Mayer Hawthorne é uma personagem bem montada, mas Cohen ressalva que "não houve um grande exagero de construção de personagem". As roupas, por exemplo, não sofreram grande mudança: "Sempre me vesti bem, sempre usei gravatas mesmo quando era DJ de hip-hop". Faz uma pausa e atira: "Bem, sempre fui um pouco estranho".

O disco foi todo escrito por si (à excepção de uma versão), sem ajudas da editora. Os músicos são seus amigos. No entanto, houve um óbvio cuidado na forma como a imagem foi sendo publicitada, algo entre o "geek" trapalhão e o "loverman" vivido.

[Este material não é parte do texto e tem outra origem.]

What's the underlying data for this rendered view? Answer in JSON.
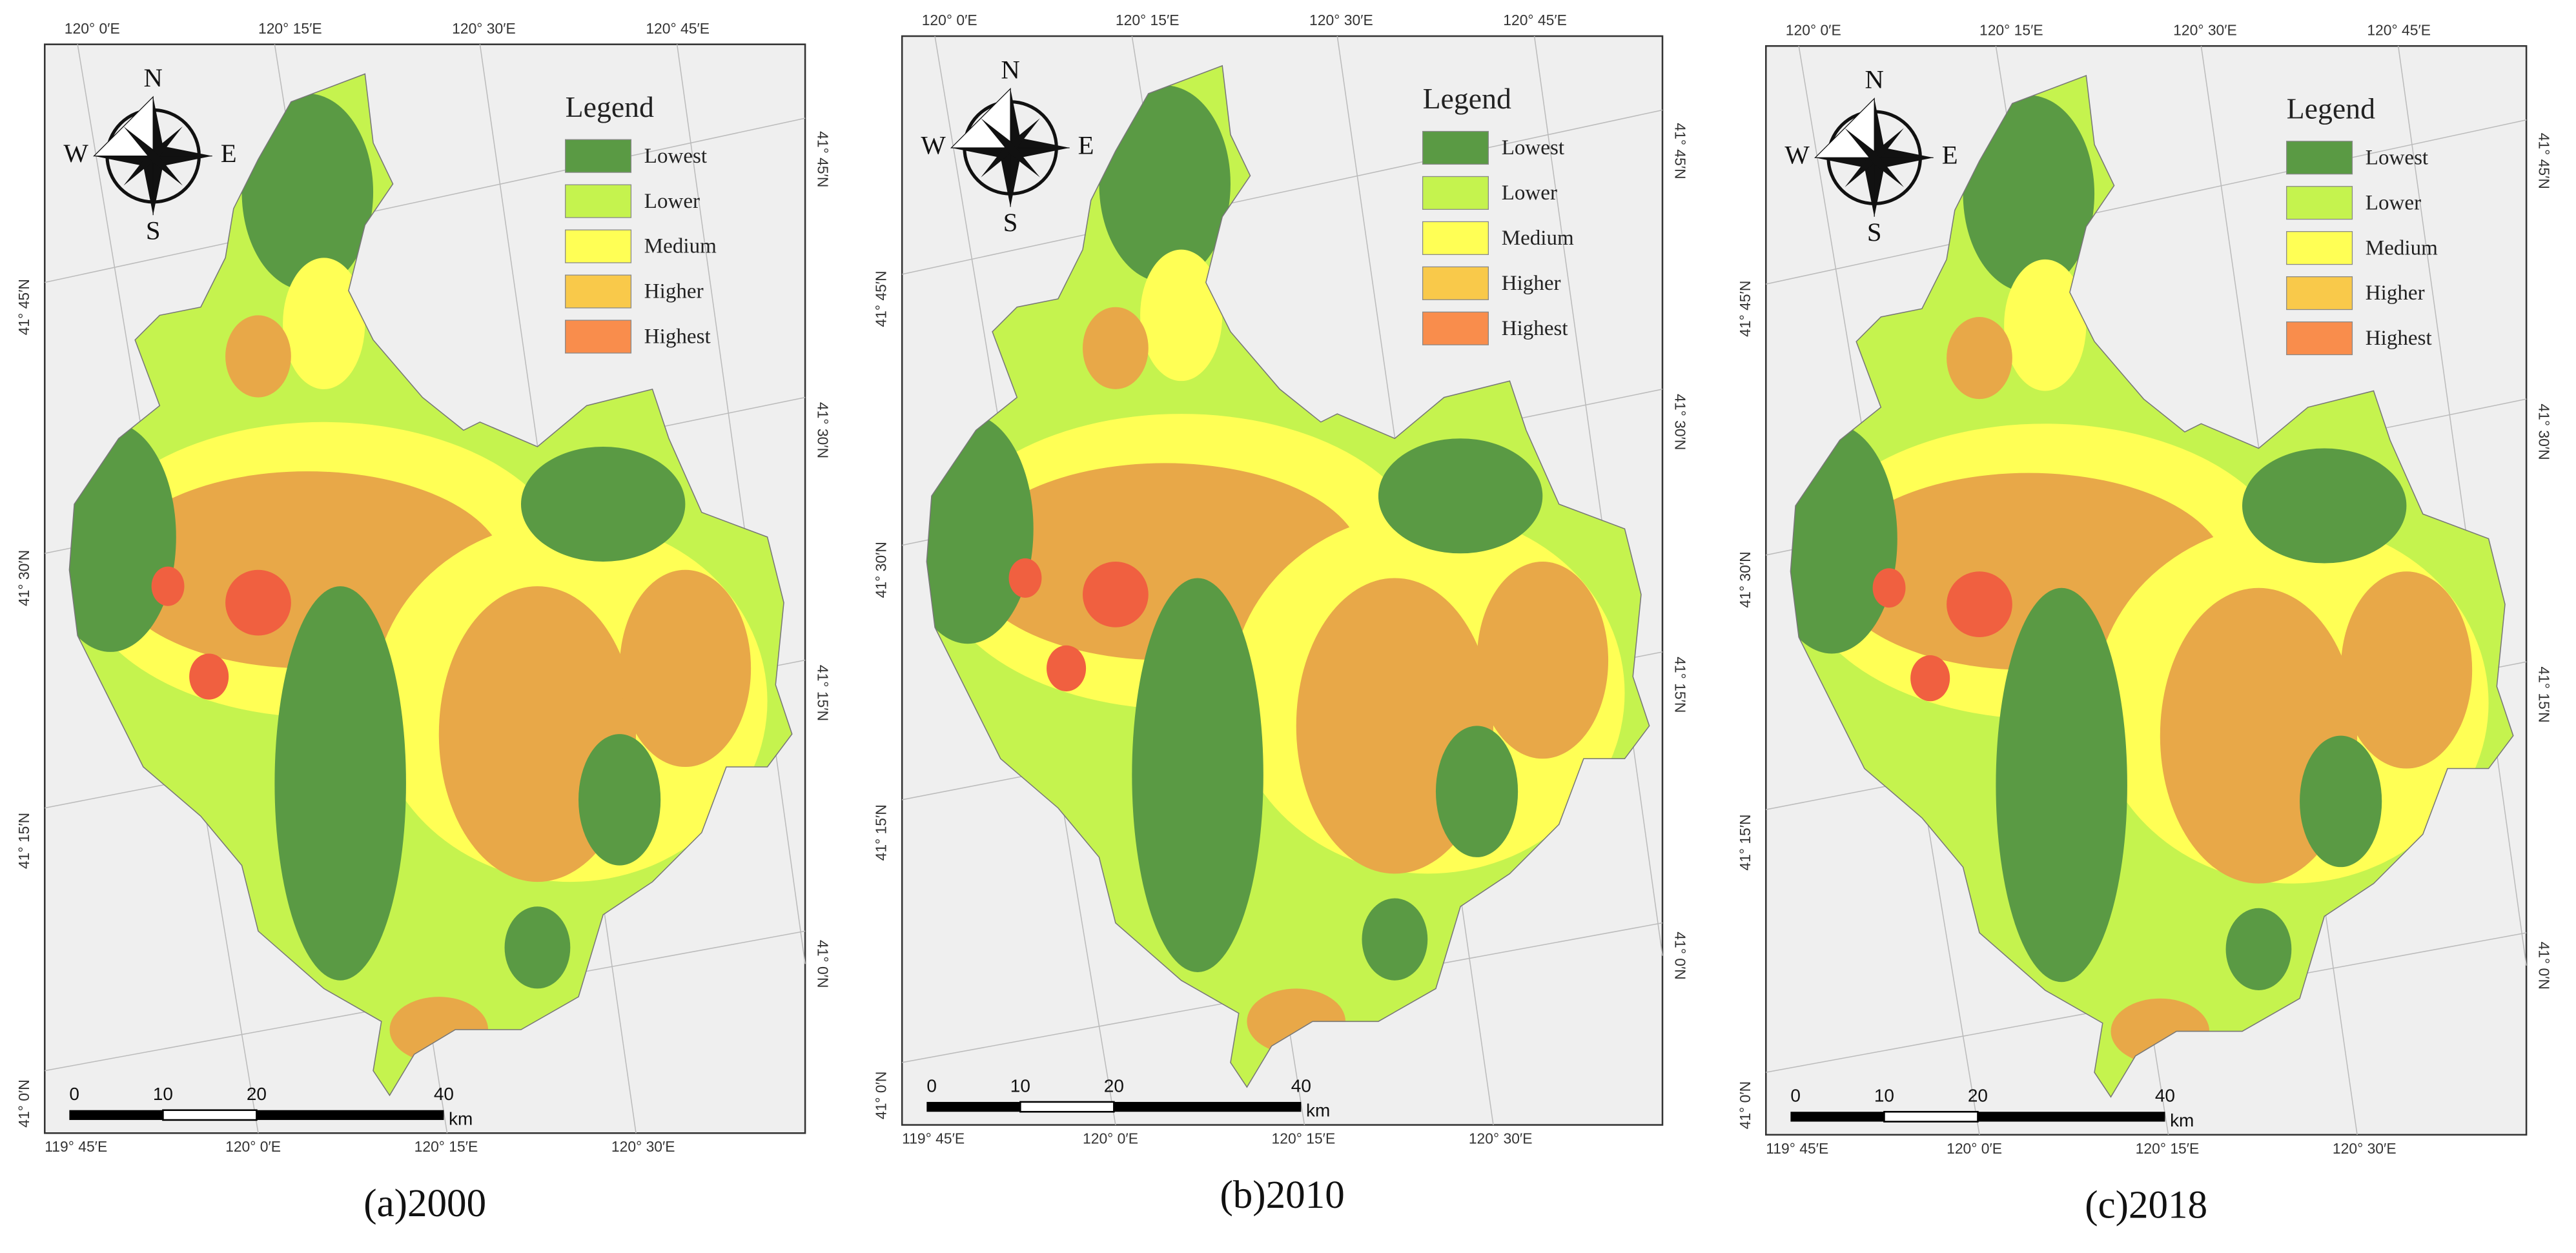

Exemplo disso era a sua "coluna" na página da "Stones Throw", em que respondia aos problemas dos fãs, como uma espécie de Dra Ruth no masculino. (Era hilariante.)

Última grande declaração de Andrew Cohen, Mayer Hawthorne para o mundo: "Queria criar um disco intemporal e clássico, mas ao mesmo tempo novo. Não queria criar um disco retro. Isto é música nova para uma nova geração. Quero que os putos sintam que esta é música deles e não música dos pais".

Façamos-lhe a vontade: façam favor de sentir que esta é a vossa música, não a dos vossos pais. Entretanto, fiquem a saber: Snoop Dog acabou (há dias) de pedir uns beats a Hawthorne.

E isto, logo a seguir a Giselle Bünchen, é o topo do topo.